A parent is concerned because her 9-year-old daughter has been diagnosed with "localized scleroderma," after years of seeing physicians and not getting a diagnosis. A dermatologist told her to do nothing and to wait and see what happens. In contrast, a rheumatologist advised that her daugher be put on medications to prevent the scleroderma from getting worse. Who is right? What could be the downside of an aggressive approach?

Henry L. Wright, MD

Response from Robert Fox, MD

The term localized scleroderma requires further definition. The term might mean morphea without any manifestations of a systemic autoimmune disease, and this requires only observation.

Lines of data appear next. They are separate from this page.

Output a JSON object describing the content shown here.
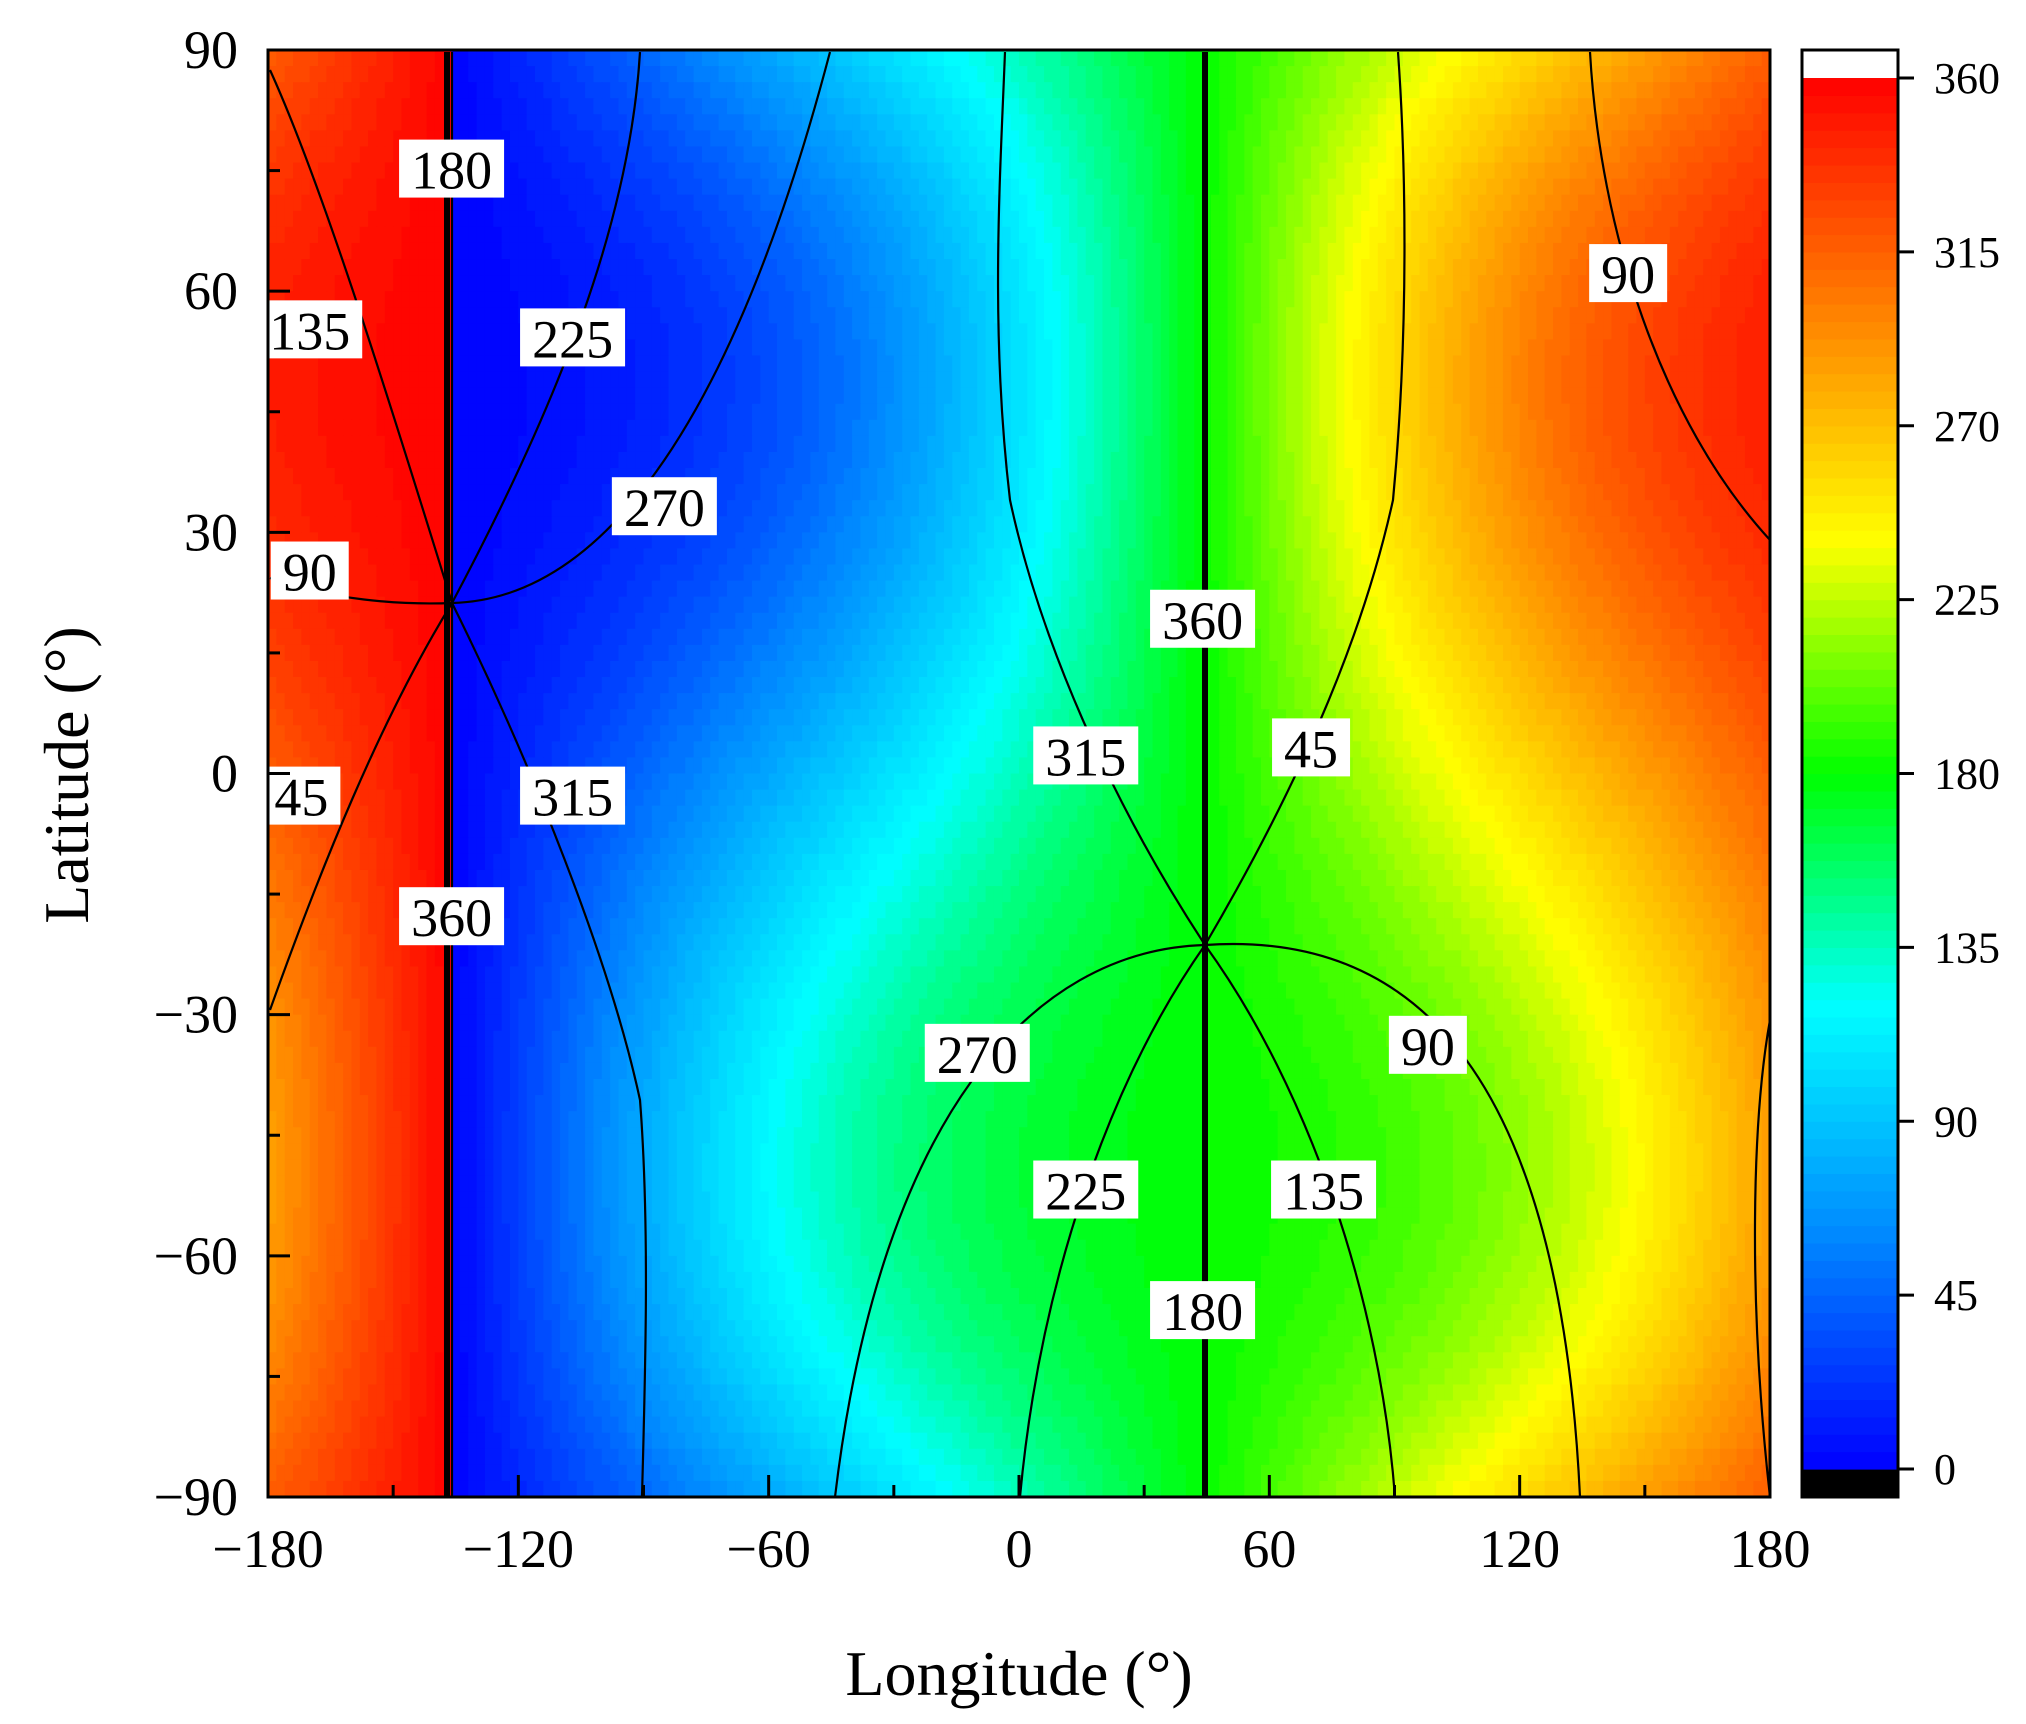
{
  "chart_data": {
    "type": "heatmap",
    "subtype": "filled-contour",
    "title": "",
    "xlabel": "Longitude (°)",
    "ylabel": "Latitude (°)",
    "xlim": [
      -180,
      180
    ],
    "ylim": [
      -90,
      90
    ],
    "xticks": [
      -180,
      -120,
      -60,
      0,
      60,
      120,
      180
    ],
    "yticks": [
      90,
      60,
      30,
      0,
      -30,
      -60,
      -90
    ],
    "xtick_labels": [
      "−180",
      "−120",
      "−60",
      "0",
      "60",
      "120",
      "180"
    ],
    "ytick_labels": [
      "90",
      "60",
      "30",
      "0",
      "−30",
      "−60",
      "−90"
    ],
    "colorbar": {
      "range": [
        0,
        360
      ],
      "ticks": [
        360,
        315,
        270,
        225,
        180,
        135,
        90,
        45,
        0
      ],
      "tick_labels": [
        "360",
        "315",
        "270",
        "225",
        "180",
        "135",
        "90",
        "45",
        "0"
      ],
      "colors": [
        "#0000ff",
        "#0087ff",
        "#00ffff",
        "#00ff00",
        "#ffff00",
        "#ff8000",
        "#ff0000"
      ],
      "under_color": "#000000",
      "over_color": "#ffffff",
      "levels": 80
    },
    "field": {
      "description_value": "angle(degrees 0-360), singularities",
      "singular_points": [
        {
          "lon": -136,
          "lat": 21
        },
        {
          "lon": 44,
          "lat": -21
        }
      ]
    },
    "contour_levels": [
      45,
      90,
      135,
      180,
      225,
      270,
      315,
      360
    ],
    "contour_labels": [
      {
        "text": "180",
        "lon": -136,
        "lat": 75
      },
      {
        "text": "135",
        "lon": -170,
        "lat": 55
      },
      {
        "text": "225",
        "lon": -107,
        "lat": 54
      },
      {
        "text": "270",
        "lon": -85,
        "lat": 33
      },
      {
        "text": "90",
        "lon": -170,
        "lat": 25
      },
      {
        "text": "45",
        "lon": -172,
        "lat": -3
      },
      {
        "text": "315",
        "lon": -107,
        "lat": -3
      },
      {
        "text": "360",
        "lon": -136,
        "lat": -18
      },
      {
        "text": "360",
        "lon": 44,
        "lat": 19
      },
      {
        "text": "315",
        "lon": 16,
        "lat": 2
      },
      {
        "text": "45",
        "lon": 70,
        "lat": 3
      },
      {
        "text": "90",
        "lon": 146,
        "lat": 62
      },
      {
        "text": "270",
        "lon": -10,
        "lat": -35
      },
      {
        "text": "90",
        "lon": 98,
        "lat": -34
      },
      {
        "text": "225",
        "lon": 16,
        "lat": -52
      },
      {
        "text": "135",
        "lon": 73,
        "lat": -52
      },
      {
        "text": "180",
        "lon": 44,
        "lat": -67
      }
    ]
  }
}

Scleroderma also may be characterized as being made up of calcinosis cutis, Raynaud's phenomenon, esophageal dysfunction hypermotility, sclerodactylia, and telangiectasia (CREST) and diffuse (both usually with positive antinuclear antibodies, CREST with anticentromere antibodies, and diffuse with antitopoisomerase antibody). The therapeutic intervention in these conditions is based on the presence of systemic manifestions, including myalgia (myositis), Raynaud's phenomenon, hypertension, and visceral (esophageal, lung, kidney) involvement. The information in the question suggests that the child has morphea (localized skin lesion with features similar to scleroderma). I would be initially conservative until the tempo of the disease process is clear.